D’abord, on va faire attention à ce que l’on dit, à hauteur de trottoir. Trop souvent, on entend des phrases malheureuses, de chantage comme "Tu vois, si tu travailles mal à l'école, tu finiras comme eux !" Au-delà du manque de respect que cela démontre pour ces personnes, c’est assez peu constructif !

La culpabilité aussi : "Tu termines ta soupe tout de suite ! Pense à tous ces SDF qui n’en ont pas." Ce genre de menace pourra faire naître chez l'enfant de la culpabilité, voire de la haine, puisqu’indirectement, il a été condamné à terminer le potage "parce que les SDF n’en avaient pas". Non, face à la détresse des SDF, on peut dire à son enfant que l'on peut tous se retrouver sans rien mais qu'en même temps on fera tout notre possible pour le protéger.
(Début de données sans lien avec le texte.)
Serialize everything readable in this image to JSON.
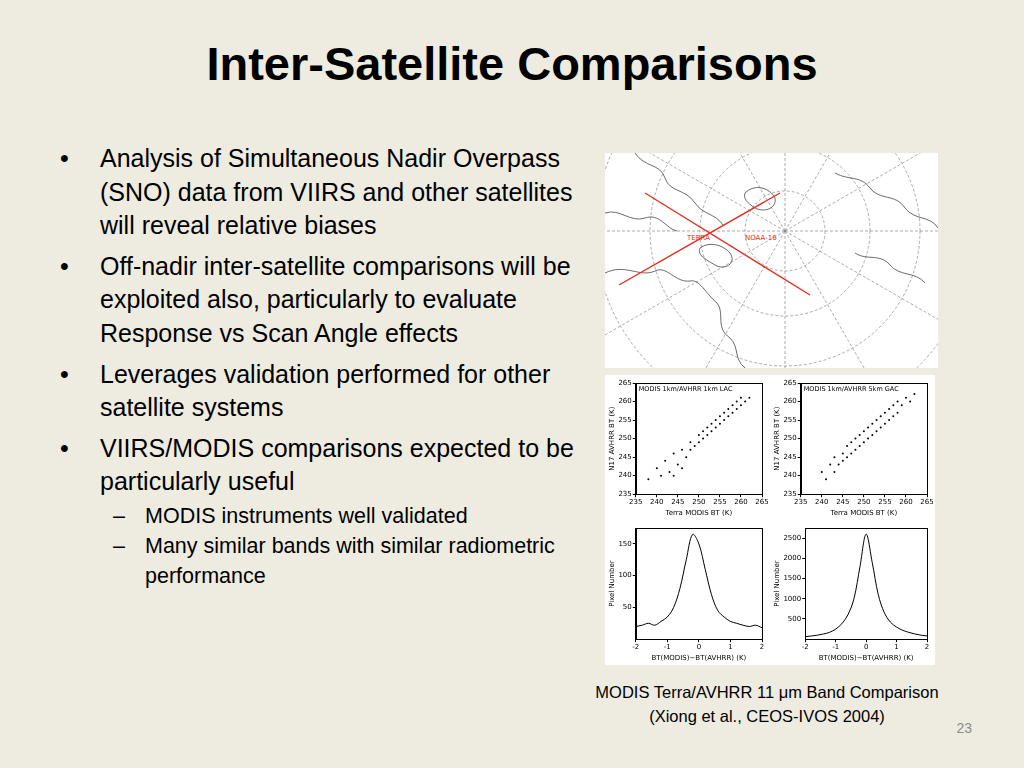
{
  "slide": {
    "title": "Inter-Satellite Comparisons",
    "bullets": [
      {
        "text": "Analysis of Simultaneous Nadir Overpass (SNO) data from VIIRS and other satellites will reveal relative biases"
      },
      {
        "text": "Off-nadir inter-satellite comparisons will be exploited also, particularly to evaluate Response vs Scan Angle effects"
      },
      {
        "text": "Leverages validation performed for other satellite systems"
      },
      {
        "text": "VIIRS/MODIS comparisons expected to be particularly useful",
        "sub": [
          "MODIS instruments well validated",
          "Many similar bands with similar radiometric performance"
        ]
      }
    ],
    "figure_caption": [
      "MODIS Terra/AVHRR 11 μm Band Comparison",
      "(Xiong et al., CEOS-IVOS 2004)"
    ],
    "page_number": 23
  },
  "map": {
    "labels": [
      "TERRA",
      "NOAA-16"
    ]
  },
  "chart_data": [
    {
      "type": "scatter",
      "title": "MODIS 1km/AVHRR 1km LAC",
      "x_label": "Terra MODIS BT (K)",
      "y_label": "N17 AVHRR BT (K)",
      "x": [
        238,
        240,
        241,
        242,
        243,
        244,
        245,
        246,
        247,
        248,
        248,
        249,
        250,
        250,
        251,
        251,
        252,
        252,
        253,
        253,
        254,
        254,
        255,
        255,
        256,
        256,
        257,
        257,
        258,
        258,
        259,
        259,
        260,
        260,
        261,
        262,
        244,
        246
      ],
      "values": [
        239,
        242,
        240,
        244,
        241,
        246,
        243,
        247,
        245,
        249,
        247,
        248,
        251,
        249,
        250,
        252,
        251,
        253,
        252,
        254,
        253,
        255,
        254,
        256,
        255,
        257,
        256,
        258,
        257,
        259,
        258,
        260,
        259,
        261,
        260,
        261,
        240,
        242
      ],
      "color": "#000000",
      "marker": "dot",
      "xlim": [
        235,
        265
      ],
      "xticks": [
        235,
        240,
        245,
        250,
        255,
        260,
        265
      ],
      "ylim": [
        235,
        265
      ],
      "yticks": [
        235,
        240,
        245,
        250,
        255,
        260,
        265
      ],
      "grid": false
    },
    {
      "type": "scatter",
      "title": "MODIS 1km/AVHRR 5km GAC",
      "x_label": "Terra MODIS BT (K)",
      "y_label": "N17 AVHRR BT (K)",
      "x": [
        240,
        241,
        242,
        243,
        243,
        244,
        245,
        245,
        246,
        246,
        247,
        247,
        248,
        248,
        249,
        249,
        250,
        250,
        251,
        251,
        252,
        252,
        253,
        253,
        254,
        254,
        255,
        255,
        256,
        256,
        257,
        257,
        258,
        258,
        259,
        260,
        261,
        262
      ],
      "values": [
        241,
        239,
        243,
        241,
        245,
        243,
        246,
        244,
        248,
        245,
        249,
        246,
        250,
        247,
        251,
        248,
        252,
        249,
        253,
        250,
        254,
        251,
        255,
        252,
        256,
        253,
        257,
        254,
        258,
        255,
        259,
        256,
        260,
        257,
        259,
        261,
        260,
        262
      ],
      "color": "#000000",
      "marker": "dot",
      "xlim": [
        235,
        265
      ],
      "xticks": [
        235,
        240,
        245,
        250,
        255,
        260,
        265
      ],
      "ylim": [
        235,
        265
      ],
      "yticks": [
        235,
        240,
        245,
        250,
        255,
        260,
        265
      ],
      "grid": false
    },
    {
      "type": "line",
      "x_label": "BT(MODIS)−BT(AVHRR) (K)",
      "y_label": "Pixel Number",
      "x": [
        -2,
        -1.8,
        -1.6,
        -1.4,
        -1.2,
        -1,
        -0.8,
        -0.6,
        -0.4,
        -0.2,
        0,
        0.2,
        0.4,
        0.6,
        0.8,
        1,
        1.2,
        1.4,
        1.6,
        1.8,
        2
      ],
      "values": [
        20,
        22,
        25,
        22,
        28,
        35,
        50,
        80,
        125,
        165,
        150,
        110,
        70,
        45,
        35,
        28,
        25,
        22,
        20,
        22,
        18
      ],
      "color": "#000000",
      "xlim": [
        -2,
        2
      ],
      "xticks": [
        -2,
        -1,
        0,
        1,
        2
      ],
      "ylim": [
        0,
        175
      ],
      "yticks": [
        50,
        100,
        150
      ],
      "grid": false
    },
    {
      "type": "line",
      "x_label": "BT(MODIS)−BT(AVHRR) (K)",
      "y_label": "Pixel Number",
      "x": [
        -2,
        -1.8,
        -1.6,
        -1.4,
        -1.2,
        -1,
        -0.8,
        -0.6,
        -0.4,
        -0.2,
        0,
        0.2,
        0.4,
        0.6,
        0.8,
        1,
        1.2,
        1.4,
        1.6,
        1.8,
        2
      ],
      "values": [
        60,
        80,
        100,
        130,
        170,
        250,
        380,
        600,
        1000,
        1800,
        2600,
        1900,
        1100,
        650,
        420,
        300,
        220,
        170,
        130,
        100,
        80
      ],
      "color": "#000000",
      "xlim": [
        -2,
        2
      ],
      "xticks": [
        -2,
        -1,
        0,
        1,
        2
      ],
      "ylim": [
        0,
        2750
      ],
      "yticks": [
        500,
        1000,
        1500,
        2000,
        2500
      ],
      "grid": false
    }
  ]
}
On peut aussi aller au contact de ces personnes pour échanger quelques mots.

Si la vue de la misère rend trop triste votre enfant, vous pouvez aussi lui proposer de faire un dessin pour le monsieur. C’est surtout l’occasion d’essayer d'inculquer des valeurs éducatives aux enfants, comme la générosité et la solidarité. On peut par exemple les emmener participer à une collecte de la Banque alimentaire ou à les faire visiter une antenne des Restos du cœur pour qu'ils comprennent que les SDF ne sont pas abandonnés.
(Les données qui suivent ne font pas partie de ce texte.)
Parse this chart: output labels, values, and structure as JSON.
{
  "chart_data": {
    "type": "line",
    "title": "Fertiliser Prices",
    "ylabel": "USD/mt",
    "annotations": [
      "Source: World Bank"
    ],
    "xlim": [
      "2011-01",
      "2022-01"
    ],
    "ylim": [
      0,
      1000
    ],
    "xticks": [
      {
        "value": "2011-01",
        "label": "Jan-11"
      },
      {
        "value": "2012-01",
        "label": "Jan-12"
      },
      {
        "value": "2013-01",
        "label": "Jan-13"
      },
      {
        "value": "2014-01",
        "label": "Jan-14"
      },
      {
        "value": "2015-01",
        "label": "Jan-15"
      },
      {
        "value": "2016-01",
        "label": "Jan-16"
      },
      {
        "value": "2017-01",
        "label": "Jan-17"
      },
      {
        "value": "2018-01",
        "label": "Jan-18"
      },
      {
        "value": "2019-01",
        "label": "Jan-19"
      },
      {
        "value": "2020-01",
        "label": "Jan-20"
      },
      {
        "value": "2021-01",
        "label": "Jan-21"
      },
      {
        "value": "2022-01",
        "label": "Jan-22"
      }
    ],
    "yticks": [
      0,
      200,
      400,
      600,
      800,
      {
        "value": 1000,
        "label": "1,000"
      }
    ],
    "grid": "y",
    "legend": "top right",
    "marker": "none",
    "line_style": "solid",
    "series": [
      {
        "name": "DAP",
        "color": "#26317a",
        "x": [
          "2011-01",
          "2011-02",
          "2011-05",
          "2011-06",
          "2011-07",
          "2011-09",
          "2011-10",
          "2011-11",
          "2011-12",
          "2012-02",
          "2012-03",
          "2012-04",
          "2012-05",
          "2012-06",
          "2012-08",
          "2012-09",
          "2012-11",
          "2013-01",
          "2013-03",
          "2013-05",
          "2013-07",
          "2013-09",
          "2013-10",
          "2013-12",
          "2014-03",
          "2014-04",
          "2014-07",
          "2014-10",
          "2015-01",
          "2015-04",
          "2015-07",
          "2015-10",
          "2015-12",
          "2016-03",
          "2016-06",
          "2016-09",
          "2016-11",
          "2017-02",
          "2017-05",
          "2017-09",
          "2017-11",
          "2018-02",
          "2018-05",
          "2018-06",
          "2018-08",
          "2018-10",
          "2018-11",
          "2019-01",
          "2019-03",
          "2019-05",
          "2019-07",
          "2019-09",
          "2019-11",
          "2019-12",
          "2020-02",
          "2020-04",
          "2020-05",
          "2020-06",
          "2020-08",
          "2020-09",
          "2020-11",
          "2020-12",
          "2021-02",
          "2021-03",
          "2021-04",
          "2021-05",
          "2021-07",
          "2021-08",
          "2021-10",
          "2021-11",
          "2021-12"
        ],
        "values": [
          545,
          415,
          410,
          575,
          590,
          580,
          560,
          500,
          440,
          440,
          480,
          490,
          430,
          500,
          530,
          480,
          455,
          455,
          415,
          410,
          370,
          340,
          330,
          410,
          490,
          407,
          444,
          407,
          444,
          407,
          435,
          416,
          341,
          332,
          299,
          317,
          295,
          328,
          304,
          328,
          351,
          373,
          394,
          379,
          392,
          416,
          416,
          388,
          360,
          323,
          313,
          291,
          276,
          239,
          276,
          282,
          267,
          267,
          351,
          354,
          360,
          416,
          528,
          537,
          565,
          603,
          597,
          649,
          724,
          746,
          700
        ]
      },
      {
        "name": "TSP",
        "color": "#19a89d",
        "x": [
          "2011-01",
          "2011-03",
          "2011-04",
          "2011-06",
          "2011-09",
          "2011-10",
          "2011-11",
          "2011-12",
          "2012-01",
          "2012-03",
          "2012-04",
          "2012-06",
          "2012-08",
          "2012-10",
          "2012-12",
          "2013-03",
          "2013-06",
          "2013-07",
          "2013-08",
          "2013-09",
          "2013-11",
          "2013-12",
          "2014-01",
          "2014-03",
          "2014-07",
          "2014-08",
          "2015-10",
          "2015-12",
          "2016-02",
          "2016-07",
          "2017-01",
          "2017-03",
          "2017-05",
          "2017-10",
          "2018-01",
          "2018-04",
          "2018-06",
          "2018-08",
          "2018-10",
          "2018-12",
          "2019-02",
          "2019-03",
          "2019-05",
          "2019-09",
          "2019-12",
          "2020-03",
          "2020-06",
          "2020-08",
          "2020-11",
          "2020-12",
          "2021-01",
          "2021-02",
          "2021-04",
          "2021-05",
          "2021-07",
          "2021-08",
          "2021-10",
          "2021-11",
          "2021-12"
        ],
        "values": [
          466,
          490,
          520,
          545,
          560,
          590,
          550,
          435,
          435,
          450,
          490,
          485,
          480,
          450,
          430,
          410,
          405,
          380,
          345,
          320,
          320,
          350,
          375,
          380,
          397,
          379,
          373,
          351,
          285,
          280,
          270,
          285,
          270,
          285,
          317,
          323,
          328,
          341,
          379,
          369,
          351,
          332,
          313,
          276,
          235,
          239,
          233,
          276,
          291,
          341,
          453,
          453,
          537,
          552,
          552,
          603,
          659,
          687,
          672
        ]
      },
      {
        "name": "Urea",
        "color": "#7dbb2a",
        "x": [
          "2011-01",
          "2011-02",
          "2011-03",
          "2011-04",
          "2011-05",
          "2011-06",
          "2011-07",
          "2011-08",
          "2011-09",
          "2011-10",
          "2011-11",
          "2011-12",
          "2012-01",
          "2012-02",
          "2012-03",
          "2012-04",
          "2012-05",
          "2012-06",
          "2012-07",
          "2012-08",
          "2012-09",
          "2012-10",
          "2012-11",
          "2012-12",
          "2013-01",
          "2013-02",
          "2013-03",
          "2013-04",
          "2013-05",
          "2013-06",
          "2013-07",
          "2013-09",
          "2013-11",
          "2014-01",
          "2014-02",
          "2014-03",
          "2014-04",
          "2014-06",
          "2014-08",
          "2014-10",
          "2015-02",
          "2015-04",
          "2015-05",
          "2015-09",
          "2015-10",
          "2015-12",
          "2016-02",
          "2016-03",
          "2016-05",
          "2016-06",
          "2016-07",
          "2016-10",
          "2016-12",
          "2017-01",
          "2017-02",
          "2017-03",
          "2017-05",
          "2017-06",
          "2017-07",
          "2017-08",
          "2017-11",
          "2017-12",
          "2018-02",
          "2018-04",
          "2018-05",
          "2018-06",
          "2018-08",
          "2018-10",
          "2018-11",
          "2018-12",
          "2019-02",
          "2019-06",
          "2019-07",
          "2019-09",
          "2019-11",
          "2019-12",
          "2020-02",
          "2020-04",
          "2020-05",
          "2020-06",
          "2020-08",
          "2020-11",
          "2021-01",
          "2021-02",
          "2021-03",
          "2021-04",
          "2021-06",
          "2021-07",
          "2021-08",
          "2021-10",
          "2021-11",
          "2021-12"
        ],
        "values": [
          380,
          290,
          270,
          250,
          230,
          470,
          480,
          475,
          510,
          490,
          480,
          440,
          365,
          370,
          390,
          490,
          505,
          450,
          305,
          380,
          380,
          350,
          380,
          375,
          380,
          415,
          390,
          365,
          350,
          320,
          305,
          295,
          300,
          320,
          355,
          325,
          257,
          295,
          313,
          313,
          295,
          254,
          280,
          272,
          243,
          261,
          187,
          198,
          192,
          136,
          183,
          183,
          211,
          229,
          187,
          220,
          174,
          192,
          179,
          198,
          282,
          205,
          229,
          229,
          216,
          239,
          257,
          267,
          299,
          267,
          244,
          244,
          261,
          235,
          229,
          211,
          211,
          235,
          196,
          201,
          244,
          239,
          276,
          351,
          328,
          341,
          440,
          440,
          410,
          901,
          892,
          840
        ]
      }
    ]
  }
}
On peut enfin se laisser inspirer par ce qui se fait beaucoup aux Etats-Unis, au Canada, en période de grand froid. Vous savez tous ces gens qui accrochent des écharpes, des manteaux à des lampadaires, à des poteaux, à des bornes, en y glissant un petit mot qui dit : "si vous avez froid, prenez-moi !" C’est ce qu’a fait Elise Boiveau, une Nantaise de 31 ans, travailleur social de son état qui propose aux Nantais, de venir nouer un foulard, une écharpe dont vous ne vous servez plus autour des arbres, des poteaux de la Place du Boufay à Nantes Dimanche à 15h. L’opération s’appelle "Une écharpe pour mon poto". C’est une belle initiative que chacun peut reprendre à son échelle.